Credit card installment fees are essentially interest payments on consumer loans. Credit card instalments require payment of the same amount of principal. The loan principal decreases month by month, but the interest (instalment fee) remains the same. If a consumer pays in advance but pays the interest in full, the real interest rate is higher, even above the red line of 36 percent for private loans. For example, if a bank charges a monthly service fee of 0.6% for 12 instalments, which consumers intuitively expect to pay at an annual rate of 7.2% (0.6%*12=7.2%), the actual borrowing cost can be as high as 13.03%, which is less than the 18.5% interest rate on credit cards but nearly double the intuitive rate.
There are three reasons why credit card instalments have led consumers into the illusion of low costs:
First, commercial banks’ selective information disclosure and exaggerated publicity misleads consumers;
Second, regulators have not formulated a unified regulatory system for the disclosure of installment products.

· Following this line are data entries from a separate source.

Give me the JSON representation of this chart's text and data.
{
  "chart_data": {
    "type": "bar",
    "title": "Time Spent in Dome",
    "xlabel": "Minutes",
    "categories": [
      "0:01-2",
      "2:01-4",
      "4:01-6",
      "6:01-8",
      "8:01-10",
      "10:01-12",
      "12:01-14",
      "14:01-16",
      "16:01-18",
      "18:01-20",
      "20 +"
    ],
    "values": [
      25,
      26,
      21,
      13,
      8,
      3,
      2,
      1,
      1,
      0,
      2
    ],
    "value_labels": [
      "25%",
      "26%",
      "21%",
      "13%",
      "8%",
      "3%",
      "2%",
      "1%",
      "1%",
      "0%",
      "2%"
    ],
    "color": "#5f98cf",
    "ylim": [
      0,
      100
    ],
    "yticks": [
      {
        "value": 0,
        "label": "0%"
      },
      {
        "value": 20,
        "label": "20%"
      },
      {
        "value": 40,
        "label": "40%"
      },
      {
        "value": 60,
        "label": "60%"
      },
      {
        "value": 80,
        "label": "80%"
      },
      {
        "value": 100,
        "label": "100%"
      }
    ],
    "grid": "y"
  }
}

Therefore, it is impossible to effectively supervise relevant institutions and make them disclose the cost of installments to consumers so they can compare the real costs.
Third, consumers’ lack of financial knowledge makes it impossible to judge the cost of installment credit.
In order to resolve the misleading problems to consumers, several suggestions are provided below:
First, the real interest rate of installment business should be disclosed to protect consumers' right to know.
Second, the legal system should be improved, the information disclosure standards and standardization mechanisms should be improved. Disclose important information about products clearly in order to ensure that consumers do not choose wrong products because of misleading information.
Third, strengthen financial education, promote rational use of consumer debt and to help consumers to fully understand financial products and correctly assess their affordability.